New York Comic Con delivered the update X-Men fans were waiting for. X-Men ’97 Season 2 is officially set for Summer 2026, and the first in-room trailer confirmed the return of Apocalypse. Marvel also said Season 2 will set up Season 3 in a big way, signaling that the revival is not slowing down.

X-Men ’97 launched as a rare crossover hit for Marvel TV, capturing the tone of the classic 90s series while sharpening the action and character arcs for today. With Apocalypse stepping back into the fight, Season 2 looks ready to raise the stakes for Cyclops, Storm, and the team. That tease also helps explain the promise that Season 2 will feed directly into Season 3. Marvel wants this run to feel like one continuous story rather than a set of disconnected seasons.

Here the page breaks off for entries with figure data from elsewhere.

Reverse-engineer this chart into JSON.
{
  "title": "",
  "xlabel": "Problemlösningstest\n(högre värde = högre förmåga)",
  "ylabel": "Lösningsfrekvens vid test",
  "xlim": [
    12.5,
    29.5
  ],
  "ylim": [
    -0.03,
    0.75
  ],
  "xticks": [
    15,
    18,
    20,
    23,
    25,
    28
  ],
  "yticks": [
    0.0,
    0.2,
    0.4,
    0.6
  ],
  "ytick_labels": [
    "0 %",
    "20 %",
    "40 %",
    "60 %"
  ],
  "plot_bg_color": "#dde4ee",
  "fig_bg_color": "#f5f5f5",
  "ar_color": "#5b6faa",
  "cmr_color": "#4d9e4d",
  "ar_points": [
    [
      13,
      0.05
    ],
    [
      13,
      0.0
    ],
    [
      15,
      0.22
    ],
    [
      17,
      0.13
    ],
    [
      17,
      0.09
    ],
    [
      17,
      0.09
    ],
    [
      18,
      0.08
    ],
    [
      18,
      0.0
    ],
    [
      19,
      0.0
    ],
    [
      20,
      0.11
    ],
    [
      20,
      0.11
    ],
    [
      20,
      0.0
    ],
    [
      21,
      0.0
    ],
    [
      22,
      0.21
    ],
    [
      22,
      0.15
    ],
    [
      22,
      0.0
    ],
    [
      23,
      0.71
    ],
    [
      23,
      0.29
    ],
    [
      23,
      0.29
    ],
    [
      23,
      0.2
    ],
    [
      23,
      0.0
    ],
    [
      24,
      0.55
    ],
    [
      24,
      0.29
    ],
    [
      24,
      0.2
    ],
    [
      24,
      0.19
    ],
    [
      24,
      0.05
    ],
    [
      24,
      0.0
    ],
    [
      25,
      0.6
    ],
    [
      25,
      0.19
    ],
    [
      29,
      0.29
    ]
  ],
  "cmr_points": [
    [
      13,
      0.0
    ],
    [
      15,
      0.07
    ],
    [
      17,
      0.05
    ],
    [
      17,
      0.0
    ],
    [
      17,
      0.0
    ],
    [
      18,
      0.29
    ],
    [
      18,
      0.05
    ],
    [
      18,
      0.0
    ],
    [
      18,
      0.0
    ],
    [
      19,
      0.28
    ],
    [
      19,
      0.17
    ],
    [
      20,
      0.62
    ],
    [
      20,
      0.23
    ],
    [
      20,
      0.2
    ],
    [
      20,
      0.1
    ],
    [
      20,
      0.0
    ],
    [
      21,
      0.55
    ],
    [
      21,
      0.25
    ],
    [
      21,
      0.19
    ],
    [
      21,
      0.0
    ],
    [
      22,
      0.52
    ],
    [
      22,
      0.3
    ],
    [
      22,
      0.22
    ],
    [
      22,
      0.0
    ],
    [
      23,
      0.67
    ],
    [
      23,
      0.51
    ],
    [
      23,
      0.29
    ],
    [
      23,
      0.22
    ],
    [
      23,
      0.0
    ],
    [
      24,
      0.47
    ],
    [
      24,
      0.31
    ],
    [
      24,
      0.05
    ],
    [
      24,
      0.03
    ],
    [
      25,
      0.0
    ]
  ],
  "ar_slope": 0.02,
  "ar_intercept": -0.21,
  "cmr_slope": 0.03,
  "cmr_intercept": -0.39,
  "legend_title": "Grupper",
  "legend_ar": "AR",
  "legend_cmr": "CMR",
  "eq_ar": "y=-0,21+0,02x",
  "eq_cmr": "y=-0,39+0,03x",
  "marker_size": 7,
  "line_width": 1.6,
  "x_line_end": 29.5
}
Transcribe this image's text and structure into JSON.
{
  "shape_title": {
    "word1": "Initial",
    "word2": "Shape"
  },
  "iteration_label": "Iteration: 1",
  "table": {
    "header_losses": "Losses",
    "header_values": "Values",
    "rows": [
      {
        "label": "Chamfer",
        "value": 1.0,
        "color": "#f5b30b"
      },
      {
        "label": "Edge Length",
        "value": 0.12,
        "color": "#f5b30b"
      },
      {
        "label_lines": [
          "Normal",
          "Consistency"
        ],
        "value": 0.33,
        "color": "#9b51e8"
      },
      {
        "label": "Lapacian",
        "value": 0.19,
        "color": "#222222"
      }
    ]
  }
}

Marvel used the NYCC stage to frame the broader 2026 TV slate too. Your Friendly Neighborhood Spider-Man will return in Fall 2026, with the panel chatter pointing to familiar faces and a Venom tease. Daredevil: Born Again will arrive in March 2026, giving fans a clearer timeline for the next chapter in Hell’s Kitchen. Wonder Man is dated for January 27, 2026 and rolled out its first trailer in the room, positioning Simon Williams and Trevor Slattery for a Hollywood-meets-superhero satire. VisionQuest was described as the conclusion to the WandaVision and Agatha All Along trilogy, with a 2026 debut still listed as TBD.

For anyone new to X-Men ’97, the series continues the animated saga of Marvel’s mutant team that ran throughout the 1990s. The revival picks up those threads with updated animation and serialized storytelling that leans into classic rivalries, moral conflicts, and the politics of mutant acceptance. Bringing Apocalypse back suggests the show will keep mining that core theme of survival and evolution, both for the characters and the world around them.

If you follow Marvel television closely, this cluster of dates is helpful. It spaces out the big franchise touchpoints across the year, keeps attention on Disney+, and gives each show a window to breathe. For X-Men ’97, dropping in summer keeps it squarely in the season where genre TV often thrives. The panel’s language about Season 2 leading straight into Season 3 reads like confidence. The creative team seems to have the next phase mapped out, and Apocalypse is a smart pivot to keep momentum high without repeating Season 1’s finale beats.